Em declarações à imprensa, no final de um encontro com o ministro das Relações Exteriores, Georges Chikoti, Susan Alphonce Kolimba, que é vice-ministra dos Negócios Estrangeiros e Cooperação da Tanzânia, agradeceu ao governo angolano por ter convidado a SADC para observar as eleições.
A missão da SADC, integrada por 225 membros de 15 países, chegou ontem ao país, para acompanhar o processo eleitoral em 15 províncias. O ministro das Relações Exteriores disse que Angola, como membro da SADC, tem obrigações a cumprir nos termos do protocolo que assinou, relacionado com a realização, de forma regular, de eleições democráticas.
Chikoti considerou como sendo a mais importante equipa de observadores da SADC, tendo em conta que o país é membro desta região.
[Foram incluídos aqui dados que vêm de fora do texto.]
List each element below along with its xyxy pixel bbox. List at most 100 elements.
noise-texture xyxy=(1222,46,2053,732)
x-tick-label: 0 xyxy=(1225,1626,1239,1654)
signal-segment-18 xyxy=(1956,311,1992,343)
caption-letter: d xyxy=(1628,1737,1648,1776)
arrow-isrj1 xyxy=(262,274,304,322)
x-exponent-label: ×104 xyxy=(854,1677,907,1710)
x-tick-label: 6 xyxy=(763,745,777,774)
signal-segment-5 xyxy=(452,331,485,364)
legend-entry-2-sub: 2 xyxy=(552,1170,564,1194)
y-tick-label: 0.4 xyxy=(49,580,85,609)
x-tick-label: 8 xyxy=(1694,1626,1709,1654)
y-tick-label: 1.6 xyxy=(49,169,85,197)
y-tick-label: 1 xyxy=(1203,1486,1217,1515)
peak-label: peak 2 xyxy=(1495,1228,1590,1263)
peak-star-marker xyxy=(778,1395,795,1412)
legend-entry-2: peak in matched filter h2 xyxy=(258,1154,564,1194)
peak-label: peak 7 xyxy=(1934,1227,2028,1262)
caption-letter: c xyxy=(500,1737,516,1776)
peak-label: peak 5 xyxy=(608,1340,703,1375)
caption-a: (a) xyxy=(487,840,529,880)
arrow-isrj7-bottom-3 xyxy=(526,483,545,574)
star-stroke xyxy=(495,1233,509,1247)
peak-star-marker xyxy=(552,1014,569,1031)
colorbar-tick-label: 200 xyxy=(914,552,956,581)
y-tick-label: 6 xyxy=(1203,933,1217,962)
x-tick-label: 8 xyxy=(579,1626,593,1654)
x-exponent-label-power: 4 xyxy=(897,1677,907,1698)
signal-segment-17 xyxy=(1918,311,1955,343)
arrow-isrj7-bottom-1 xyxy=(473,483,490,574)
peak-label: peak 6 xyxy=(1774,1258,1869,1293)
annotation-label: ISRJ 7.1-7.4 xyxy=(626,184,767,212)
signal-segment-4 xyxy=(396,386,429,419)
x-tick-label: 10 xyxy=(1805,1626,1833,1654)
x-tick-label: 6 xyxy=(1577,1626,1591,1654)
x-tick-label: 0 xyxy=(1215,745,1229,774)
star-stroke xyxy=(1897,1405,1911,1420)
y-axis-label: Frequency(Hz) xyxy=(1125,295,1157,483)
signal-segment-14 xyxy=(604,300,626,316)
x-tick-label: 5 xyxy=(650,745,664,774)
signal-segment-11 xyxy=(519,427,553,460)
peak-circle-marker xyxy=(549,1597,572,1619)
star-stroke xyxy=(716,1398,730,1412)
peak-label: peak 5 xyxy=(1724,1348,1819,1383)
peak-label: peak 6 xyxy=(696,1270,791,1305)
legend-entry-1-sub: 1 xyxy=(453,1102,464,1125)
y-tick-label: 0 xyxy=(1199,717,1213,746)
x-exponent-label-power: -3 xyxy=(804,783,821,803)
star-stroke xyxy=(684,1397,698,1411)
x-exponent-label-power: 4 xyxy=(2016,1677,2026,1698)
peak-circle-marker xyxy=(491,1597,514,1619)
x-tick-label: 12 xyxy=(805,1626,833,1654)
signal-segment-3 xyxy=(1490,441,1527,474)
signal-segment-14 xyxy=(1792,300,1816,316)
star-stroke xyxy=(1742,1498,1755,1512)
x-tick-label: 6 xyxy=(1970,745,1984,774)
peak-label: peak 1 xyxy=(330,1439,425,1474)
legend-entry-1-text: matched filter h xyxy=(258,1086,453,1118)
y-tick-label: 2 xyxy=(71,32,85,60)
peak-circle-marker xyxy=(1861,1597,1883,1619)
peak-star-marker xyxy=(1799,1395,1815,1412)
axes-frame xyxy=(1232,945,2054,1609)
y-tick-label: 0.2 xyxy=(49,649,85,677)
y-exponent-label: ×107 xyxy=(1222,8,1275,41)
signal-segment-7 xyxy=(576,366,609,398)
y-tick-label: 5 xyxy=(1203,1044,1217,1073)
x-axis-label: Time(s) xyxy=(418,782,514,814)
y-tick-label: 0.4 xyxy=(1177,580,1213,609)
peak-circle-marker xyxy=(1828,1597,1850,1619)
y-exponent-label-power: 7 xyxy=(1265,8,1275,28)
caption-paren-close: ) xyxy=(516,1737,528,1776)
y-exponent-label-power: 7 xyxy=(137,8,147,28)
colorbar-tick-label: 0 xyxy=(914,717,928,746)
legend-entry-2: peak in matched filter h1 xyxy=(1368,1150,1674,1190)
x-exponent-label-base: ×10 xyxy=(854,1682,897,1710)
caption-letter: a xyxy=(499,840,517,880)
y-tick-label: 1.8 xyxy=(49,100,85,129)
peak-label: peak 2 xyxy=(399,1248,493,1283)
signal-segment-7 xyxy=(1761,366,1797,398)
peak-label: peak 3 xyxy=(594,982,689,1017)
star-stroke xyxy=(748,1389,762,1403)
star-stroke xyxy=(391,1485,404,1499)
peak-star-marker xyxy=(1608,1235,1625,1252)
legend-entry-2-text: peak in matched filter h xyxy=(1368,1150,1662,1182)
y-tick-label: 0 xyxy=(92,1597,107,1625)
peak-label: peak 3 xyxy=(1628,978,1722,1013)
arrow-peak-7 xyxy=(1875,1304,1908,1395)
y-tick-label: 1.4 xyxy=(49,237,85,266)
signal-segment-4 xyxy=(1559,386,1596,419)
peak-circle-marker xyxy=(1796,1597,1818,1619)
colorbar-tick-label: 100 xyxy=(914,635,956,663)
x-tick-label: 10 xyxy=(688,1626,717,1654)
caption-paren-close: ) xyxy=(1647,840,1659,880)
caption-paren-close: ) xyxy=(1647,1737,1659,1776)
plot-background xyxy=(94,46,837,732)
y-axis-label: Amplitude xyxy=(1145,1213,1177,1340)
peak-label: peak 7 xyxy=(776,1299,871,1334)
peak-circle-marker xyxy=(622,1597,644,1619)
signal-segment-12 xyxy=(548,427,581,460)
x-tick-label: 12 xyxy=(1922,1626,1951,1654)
A delegação dos observadores da SADC, disse, vai se manter no país durante todo o processo eleitoral, para acompanhar todas as etapas do processo, desde a campanha eleitoral ao anúncio dos resultados finais.
Disse que a delegação da SADC vai trabalhar com a Comissão Nacional Eleitoral e com as seis formações políticas que concorrem nestas eleições, nomeadamente MPLA, UNITA, CASA-CE, FNLA, PRS e APN.
Até ao dia 17, a missão reúne-se com as formações concorrentes, com os ministros da Justiça e Direitos Humanos, Defesa Nacional, Administração do Território, comandante geral da Polícia e líderes religiosos.